Manchester Synthetic Biology Research Centre SYNBIOCHEM, Manchester Institute of Biotechnology, School of Chemistry, The University of Manchester, Manchester, United Kingdom.
Warwick Integrative Synthetic Biology Centre, WISB, School of Life Sciences, The University of Warwick, Coventry, United Kingdom.
PLoS Biol. 2019 Jul 18;17(7):e3000347. doi: 10.1371/journal.pbio.3000347. eCollection 2019 Jul.
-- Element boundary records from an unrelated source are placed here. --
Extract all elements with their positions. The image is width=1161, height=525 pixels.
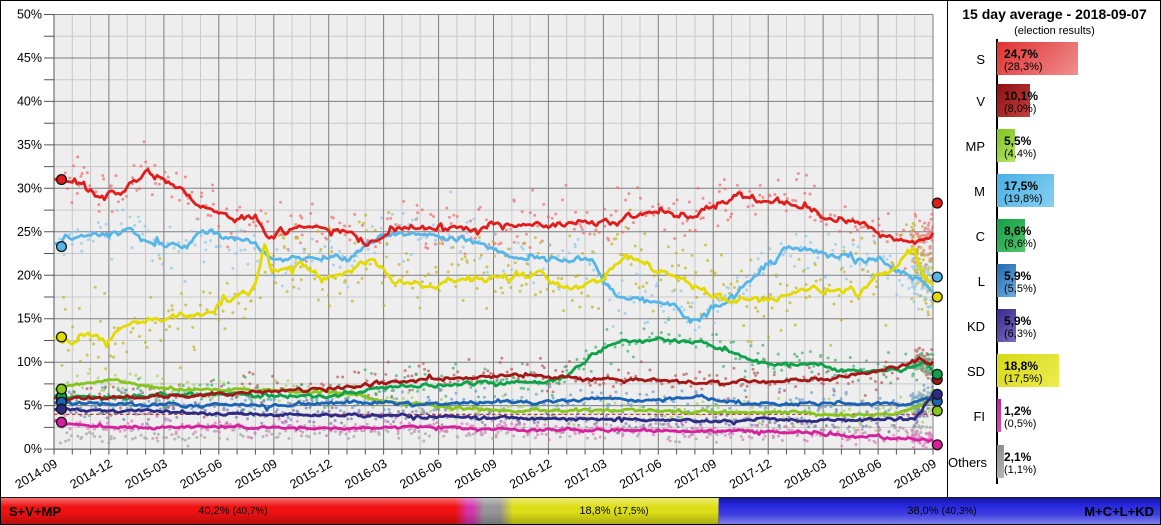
svg-text:30%: 30% — [17, 181, 42, 195]
svg-text:50%: 50% — [17, 8, 42, 22]
svg-text:25%: 25% — [17, 225, 42, 239]
svg-text:45%: 45% — [17, 51, 42, 65]
svg-text:10%: 10% — [17, 355, 42, 369]
svg-text:35%: 35% — [17, 138, 42, 152]
svg-text:40%: 40% — [17, 94, 42, 108]
svg-text:0%: 0% — [24, 442, 42, 456]
svg-text:5%: 5% — [24, 399, 42, 413]
svg-text:20%: 20% — [17, 268, 42, 282]
svg-text:15%: 15% — [17, 312, 42, 326]
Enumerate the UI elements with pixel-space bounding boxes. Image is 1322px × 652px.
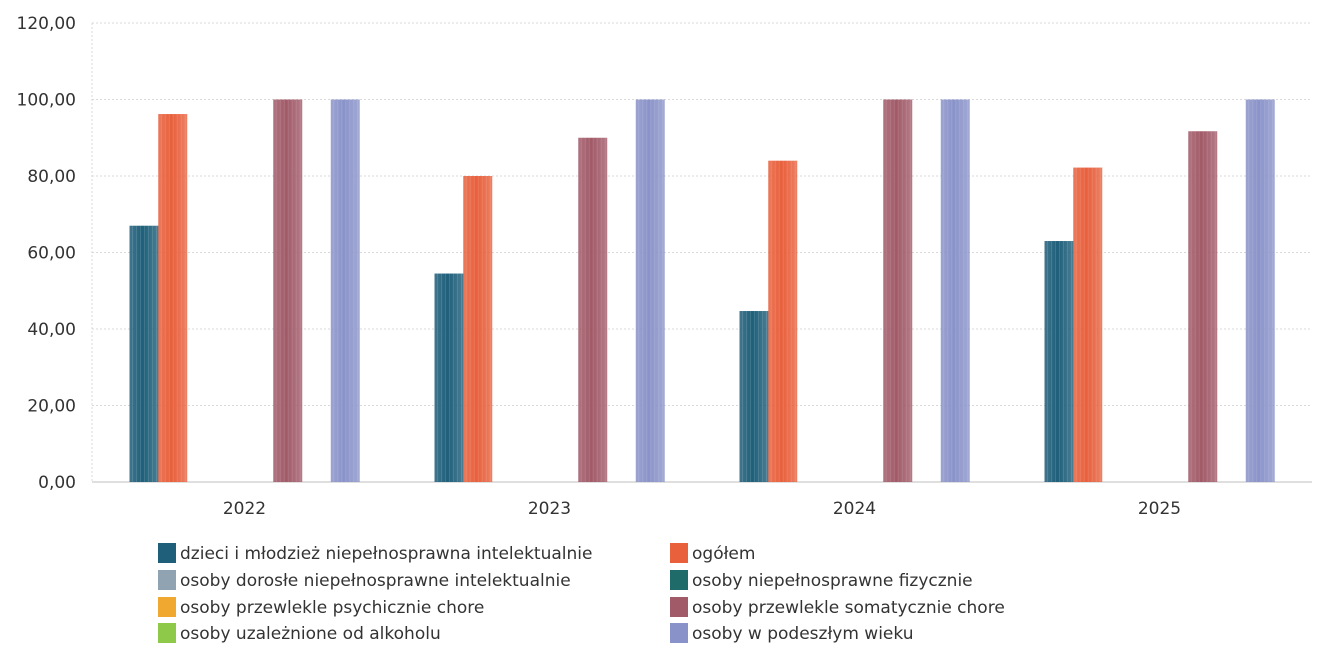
bar-2022-series-0 <box>129 225 159 482</box>
y-tick-label: 100,00 <box>17 91 76 111</box>
y-tick-label: 0,00 <box>38 473 76 493</box>
bar-2025-series-1 <box>1073 167 1103 482</box>
legend-label: osoby przewlekle somatycznie chore <box>692 598 1005 618</box>
x-category-label: 2023 <box>528 499 571 519</box>
legend-swatch <box>158 623 176 643</box>
y-tick-label: 40,00 <box>27 320 76 340</box>
bar-2023-series-7 <box>635 99 665 482</box>
legend-label: osoby przewlekle psychicznie chore <box>180 598 484 618</box>
y-axis-ticks: 0,00 20,00 40,00 60,00 80,00 100,00 120,00 <box>17 14 76 493</box>
legend-label: osoby niepełnosprawne fizycznie <box>692 571 973 591</box>
bars-layer <box>129 99 1275 482</box>
y-tick-label: 80,00 <box>27 167 76 187</box>
legend-swatch <box>670 570 688 590</box>
y-tick-label: 60,00 <box>27 244 76 264</box>
bar-2023-series-1 <box>463 176 493 482</box>
legend-swatch <box>670 543 688 563</box>
legend-swatch <box>158 570 176 590</box>
bar-2024-series-0 <box>739 311 769 482</box>
bar-2023-series-0 <box>434 273 464 482</box>
bar-2022-series-5 <box>273 99 303 482</box>
legend-swatch <box>670 597 688 617</box>
legend-swatch <box>158 543 176 563</box>
bar-2024-series-7 <box>940 99 970 482</box>
legend-swatch <box>670 623 688 643</box>
bar-2025-series-0 <box>1044 241 1074 482</box>
bar-2023-series-5 <box>578 137 608 482</box>
x-category-label: 2022 <box>223 499 266 519</box>
bar-2025-series-7 <box>1245 99 1275 482</box>
bar-2022-series-1 <box>158 114 188 482</box>
bar-2025-series-5 <box>1188 131 1218 482</box>
legend-label: osoby w podeszłym wieku <box>692 624 913 644</box>
legend-label: ogółem <box>692 544 755 564</box>
bar-2024-series-5 <box>883 99 913 482</box>
x-axis-labels: 2022 2023 2024 2025 <box>223 499 1181 519</box>
grid-layer <box>91 22 1312 483</box>
x-category-label: 2024 <box>833 499 876 519</box>
legend-label: dzieci i młodzież niepełnosprawna intele… <box>180 544 592 564</box>
y-tick-label: 120,00 <box>17 14 76 34</box>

Polyketides are a class of specialised metabolites synthesised by both eukaryotes and prokaryotes. These chemically and structurally diverse molecules are heavily used in the clinic and include frontline antimicrobial and anticancer drugs such as erythromycin and doxorubicin. To replenish the clinicians' diminishing arsenal of bioactive molecules, a promising strategy aims at transferring polyketide biosynthetic pathways from their native producers into the biotechnologically desirable host Escherichia coli. This approach has been successful for type I modular polyketide synthases (PKSs); however, despite more than 3 decades of research, the large and important group of type II PKSs has until now been elusive in E. coli. Here, we report on a versatile polyketide biosynthesis pipeline, based on identification of E. coli-compatible type II PKSs. We successfully express 5 ketosynthase (KS) and chain length factor (CLF) pairs-e.g., from Photorhabdus luminescens TT01, Streptomyces resistomycificus, Streptoccocus sp. GMD2S, Pseudoalteromonas luteoviolacea, and Ktedonobacter racemifer-as soluble heterodimeric recombinant proteins in E. coli for the first time. We define the anthraquinone minimal PKS components and utilise this biosynthetic system to synthesise anthraquinones, dianthrones, and benzoisochromanequinones (BIQs). Furthermore, we demonstrate the tolerance and promiscuity of the anthraquinone heterologous biosynthetic pathway in E. coli to act as genetically applicable plug-and-play scaffold, showing it to function successfully when combined with enzymes from phylogenetically distant species, endophytic fungi and plants, which resulted in 2 new-to-nature compounds, neomedicamycin and neochaetomycin. This work enables plug-and-play combinatorial biosynthesis of aromatic polyketides using bacterial type II PKSs in E. coli, providing full access to its many advantages in terms of easy and fast genetic manipulation, accessibility for high-throughput robotics, and convenient biotechnological scale-up. Using the synthetic and systems biology toolbox, this plug-and-play biosynthetic platform can serve as an engine for the production of new and diversified bioactive polyketides in an automated, rapid, and versatile fashion.
聚酮类化合物是一类由真核生物和原核生物合成的特殊代谢物。这些化学和结构多样化的分子在临床上被广泛应用,包括一线抗菌和抗癌药物,如红霉素和多柔比星。为了补充临床医生日益减少的生物活性分子储备,一种有前途的策略旨在将聚酮生物合成途径从其天然产生菌转移到生物技术上理想的宿主大肠杆菌中。这种方法已成功应用于 I 型模块化聚酮合酶(PKS);然而,尽管经过 30 多年的研究,直到现在,大型且重要的 II 型 PKS 组在大肠杆菌中仍难以捉摸。在这里,我们报告了一种基于鉴定大肠杆菌相容的 II 型 PKS 的多功能聚酮生物合成途径。我们首次成功地在大肠杆菌中表达了 5 个酮合酶(KS)和链长因子(CLF)对,例如来自 Photorhabdus luminescens TT01、Streptomyces resistomycificus、Streptoccocus sp. GMD2S、Pseudoalteromonas luteoviolacea 和 Ktedonobacter racemifer,作为可溶性杂二聚体重组蛋白。我们定义了蒽醌最小 PKS 成分,并利用该生物合成系统合成了蒽醌、二蒽酮和苯并异色满醌(BIQ)。此外,我们证明了大肠杆菌中蒽醌异源生物合成途径的耐受性和混杂性可作为遗传上适用的即插即用支架,当与来自系统发育上遥远的物种、内生真菌和植物的酶结合使用时,该途径可以成功发挥作用,这导致了 2 种新的天然化合物,新美达霉素和新鞘氨醇霉素。这项工作使使用大肠杆菌中的细菌 II 型 PKS 进行芳香聚酮的即插即用组合生物合成成为可能,充分利用了其在遗传操作简便、快速、方便的生物技术放大等方面的诸多优势。使用合成和系统生物学工具箱,这个即插即用的生物合成平台可以作为一个引擎,以自动化、快速和多样化的方式生产新的和多样化的生物活性聚酮类化合物。